Find all real numbers x such that $\mid x-14i\mid=1-x$.

Question

Find all real numbers x such that $\mid x-14i\mid=1-x$.

The first thing I tried was to just guess an approximate answer and use the calculator to determine that.

If x=-97.5 then,

$$\mid x-14i\mid= \sqrt{(-97.5)^2+14^2}=98.5=1-(-97.5)=1-x$$

But this is only one solution and the questions asks for all real numbers. Maybe this question has only one solution since $14i$ is a constant.

Also, I wanted to show this in a cleaner algebraic fashion instead of just guessing the value.

I assume I have to break up $\mid x-14i\mid$ such that $x$ has an imaginary part equal to zero because the right hand side has no imaginary part but I'm not sure what the method is or what steps to follow to solve this problem algebraically.

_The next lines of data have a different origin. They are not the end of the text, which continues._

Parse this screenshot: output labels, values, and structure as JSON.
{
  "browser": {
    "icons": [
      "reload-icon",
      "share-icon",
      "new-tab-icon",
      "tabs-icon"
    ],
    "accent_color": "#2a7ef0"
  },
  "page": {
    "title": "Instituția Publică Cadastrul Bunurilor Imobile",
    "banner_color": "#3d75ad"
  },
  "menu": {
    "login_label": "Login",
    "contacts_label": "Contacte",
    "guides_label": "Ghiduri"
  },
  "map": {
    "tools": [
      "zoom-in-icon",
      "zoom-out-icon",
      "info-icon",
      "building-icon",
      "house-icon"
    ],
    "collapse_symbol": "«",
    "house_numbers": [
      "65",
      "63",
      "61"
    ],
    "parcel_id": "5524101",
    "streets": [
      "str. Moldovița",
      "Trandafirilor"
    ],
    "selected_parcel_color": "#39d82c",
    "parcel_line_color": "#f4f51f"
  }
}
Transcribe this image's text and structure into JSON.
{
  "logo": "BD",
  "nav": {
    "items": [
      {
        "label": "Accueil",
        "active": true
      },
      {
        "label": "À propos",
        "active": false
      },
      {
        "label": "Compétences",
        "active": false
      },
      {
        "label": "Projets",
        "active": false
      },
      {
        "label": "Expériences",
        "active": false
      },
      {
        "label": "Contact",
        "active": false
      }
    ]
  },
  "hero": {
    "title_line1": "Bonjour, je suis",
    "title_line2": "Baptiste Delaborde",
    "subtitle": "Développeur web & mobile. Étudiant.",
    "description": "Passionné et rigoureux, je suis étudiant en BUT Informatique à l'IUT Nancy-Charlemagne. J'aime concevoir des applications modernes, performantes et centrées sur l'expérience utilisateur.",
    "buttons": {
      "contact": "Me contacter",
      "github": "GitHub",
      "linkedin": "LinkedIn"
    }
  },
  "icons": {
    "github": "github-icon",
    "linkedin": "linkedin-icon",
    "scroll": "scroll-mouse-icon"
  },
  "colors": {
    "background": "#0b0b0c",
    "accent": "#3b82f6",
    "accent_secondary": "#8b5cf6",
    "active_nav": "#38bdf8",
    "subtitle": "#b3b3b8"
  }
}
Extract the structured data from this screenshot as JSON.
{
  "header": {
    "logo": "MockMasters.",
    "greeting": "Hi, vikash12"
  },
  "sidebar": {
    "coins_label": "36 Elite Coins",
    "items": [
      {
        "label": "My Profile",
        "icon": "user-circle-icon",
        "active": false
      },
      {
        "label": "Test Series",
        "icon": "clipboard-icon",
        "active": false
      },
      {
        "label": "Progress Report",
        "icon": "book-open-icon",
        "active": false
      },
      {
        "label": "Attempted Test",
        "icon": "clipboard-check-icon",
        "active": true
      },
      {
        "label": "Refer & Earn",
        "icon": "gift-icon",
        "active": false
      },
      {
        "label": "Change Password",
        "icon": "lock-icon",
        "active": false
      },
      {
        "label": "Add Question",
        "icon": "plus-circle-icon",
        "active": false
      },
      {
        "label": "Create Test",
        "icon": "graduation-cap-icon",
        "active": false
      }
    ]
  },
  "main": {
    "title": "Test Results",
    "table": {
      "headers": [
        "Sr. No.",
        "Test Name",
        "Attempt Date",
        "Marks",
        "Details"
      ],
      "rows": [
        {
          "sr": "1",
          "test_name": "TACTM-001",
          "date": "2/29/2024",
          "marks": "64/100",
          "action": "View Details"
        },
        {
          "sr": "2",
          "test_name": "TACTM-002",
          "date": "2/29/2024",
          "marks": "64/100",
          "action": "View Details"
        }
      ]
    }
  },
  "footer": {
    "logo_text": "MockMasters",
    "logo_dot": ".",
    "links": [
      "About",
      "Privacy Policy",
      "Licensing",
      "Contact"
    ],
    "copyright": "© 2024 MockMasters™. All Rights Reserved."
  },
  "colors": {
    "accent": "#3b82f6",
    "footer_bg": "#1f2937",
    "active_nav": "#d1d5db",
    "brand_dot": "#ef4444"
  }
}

Any help would be greatly appreciated.

Thanks

Answer 1

If $x$ is real, then

$$|x-14i|=1-x\implies x^2+196=1-2x+x^2\iff x=-195/2=-97.5$$

It remains to check that $-97.5$ actually is a solution (i.e., that the "$\implies$" goes the other way as well). This is what the OP did.

Answer 2

\begin{align*} |x-14i|&=1-x\\ |x-14i|^2&=(1-x)^2\\ x^2+14^2&=1+x^2-2x\\ x&=\frac{1-14^2}2 \end{align*} Since it's a "if and only if" chain, the above value for $x$ is the one and only.

Answer 3

Well, the thing you need to solve when $x\in\mathbb{R}$ is:

$$\sqrt{x^2+\left(-14\right)^2}=1-x\tag1$$

And that gives only one solution, and that is $x=-\frac{195}{2}$.